The point of all is that it is nothing wrong with reviewing the Four Principles. Please continue to do so. But please don't loose focus on aiming a better future or a positive change for the war-torn land and war-weary Karen people. But we should try our best not to hold personal grudges upon each other. If not, it will be counter-productive and fruitless. And I am not saying the Four Principles will end up like Marx's ideology or Sukarno's Five Principles as I said I personal don't know enough about it at the moment.

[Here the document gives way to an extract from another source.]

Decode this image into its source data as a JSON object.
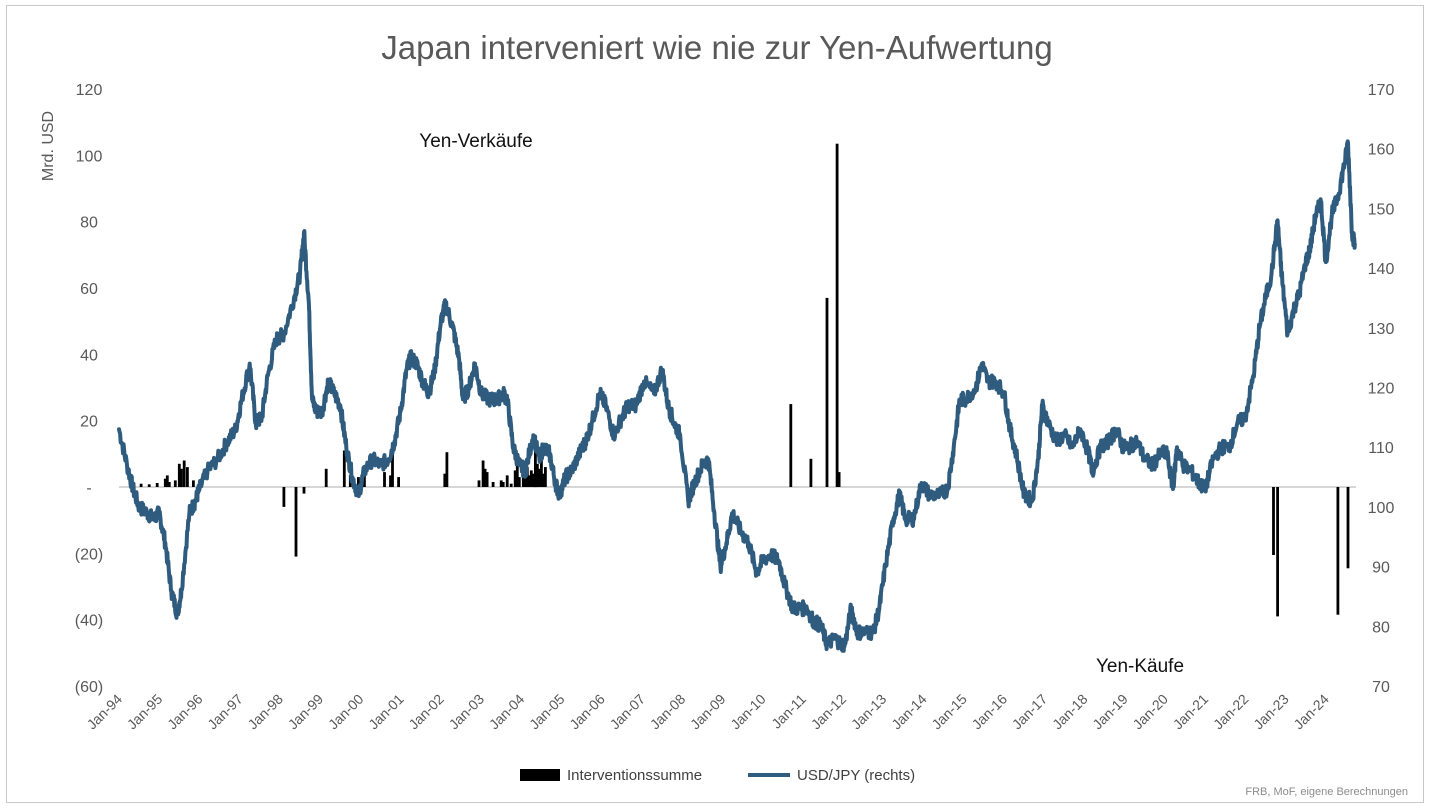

In fact, those who think that critically reviewing the Four Principles isn't a good idea, I would encourage you to come up with a set of arguments and shed some lights on how the Karen can achieve their goals by subscribing and practicing the Four Principles or share an evaluation of how the Karen have achieved their goals so far by doing so. I personally cannot wait to hear what you all have to say and I believe everyone will be benefited from such an analysis.